Open austincummings opened 9 years ago
I provisioned Close() methods in the C++ extension for statement and resultsets, and they should be called automatically once the references go out of scope and the garbage is collected.
So you don't need to call anything, just don't keep statements/resultsets objects live(in a collection or something).
Would it be possible to expose the close methods to the public API? I am trying to use the redstone_mapper package to handle my database connections, but it requires that the db driver have access to a close method.
Yeah, I don't see why not. On the other hand, have you tried simply clearing out all OracleDart variables? That would do the same trick as connections will be closed as soon as references are gone and objects are garbage collected.
I suppose I could do that. I would prefer to have direct access though. I have not actually started implementing anything, just looking at the requirements redstone_mapper will need to handle all the database connections.
The only reason for my hesitation is that once you call Close() on the object, there is nothing else you can do with it, right? So exposing Close() will make state management and error checking more complicated - in every method you will need to check whether object was closed or not.

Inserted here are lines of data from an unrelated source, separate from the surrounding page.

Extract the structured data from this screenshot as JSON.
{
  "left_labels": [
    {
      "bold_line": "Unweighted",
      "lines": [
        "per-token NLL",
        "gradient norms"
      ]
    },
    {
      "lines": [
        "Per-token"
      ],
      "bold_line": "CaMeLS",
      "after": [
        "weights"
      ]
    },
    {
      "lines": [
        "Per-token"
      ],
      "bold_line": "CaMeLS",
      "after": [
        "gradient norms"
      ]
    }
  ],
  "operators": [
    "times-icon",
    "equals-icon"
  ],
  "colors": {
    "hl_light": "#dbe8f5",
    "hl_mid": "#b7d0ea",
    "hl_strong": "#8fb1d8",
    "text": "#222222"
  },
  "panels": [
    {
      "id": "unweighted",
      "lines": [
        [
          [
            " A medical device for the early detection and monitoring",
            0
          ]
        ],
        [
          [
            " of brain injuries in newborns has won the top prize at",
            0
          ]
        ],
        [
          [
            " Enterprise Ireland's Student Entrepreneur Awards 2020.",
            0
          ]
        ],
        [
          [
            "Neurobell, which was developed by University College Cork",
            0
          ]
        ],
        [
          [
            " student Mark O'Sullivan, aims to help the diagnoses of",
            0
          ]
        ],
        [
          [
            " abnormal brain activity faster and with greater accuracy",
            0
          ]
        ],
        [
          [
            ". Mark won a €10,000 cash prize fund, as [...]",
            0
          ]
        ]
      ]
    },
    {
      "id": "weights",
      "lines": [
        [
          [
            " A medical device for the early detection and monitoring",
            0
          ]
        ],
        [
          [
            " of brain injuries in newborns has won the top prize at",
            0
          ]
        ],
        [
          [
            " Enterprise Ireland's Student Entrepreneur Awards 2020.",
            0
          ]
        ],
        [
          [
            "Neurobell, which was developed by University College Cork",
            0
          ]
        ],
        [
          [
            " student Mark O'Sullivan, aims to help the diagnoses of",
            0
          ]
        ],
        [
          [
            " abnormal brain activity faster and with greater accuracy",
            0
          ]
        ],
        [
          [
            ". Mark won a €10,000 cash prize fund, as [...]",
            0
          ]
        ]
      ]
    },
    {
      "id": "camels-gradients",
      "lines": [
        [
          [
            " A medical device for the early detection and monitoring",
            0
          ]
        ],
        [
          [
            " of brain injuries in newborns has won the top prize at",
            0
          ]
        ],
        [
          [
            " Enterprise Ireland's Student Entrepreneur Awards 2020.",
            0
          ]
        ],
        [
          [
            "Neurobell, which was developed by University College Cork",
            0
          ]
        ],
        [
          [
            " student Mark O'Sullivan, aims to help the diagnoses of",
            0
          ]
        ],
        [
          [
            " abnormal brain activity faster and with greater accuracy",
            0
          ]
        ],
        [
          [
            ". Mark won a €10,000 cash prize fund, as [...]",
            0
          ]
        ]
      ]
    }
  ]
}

That makes sense. It seems to jive with how the dart:io:File
class works. Has an open()
but no close()
because it is automatically closed when the async operation is done. It may still help to have a close()
for integration into connection pools or ORM's though.
Hey @aam,
I have noticed something weird while using your library. Any time after my query is run, my Dart server-side is unable to be closed via Ctrl+C or Ctrl+X. Is there anything I need to do after I connect and execute a query?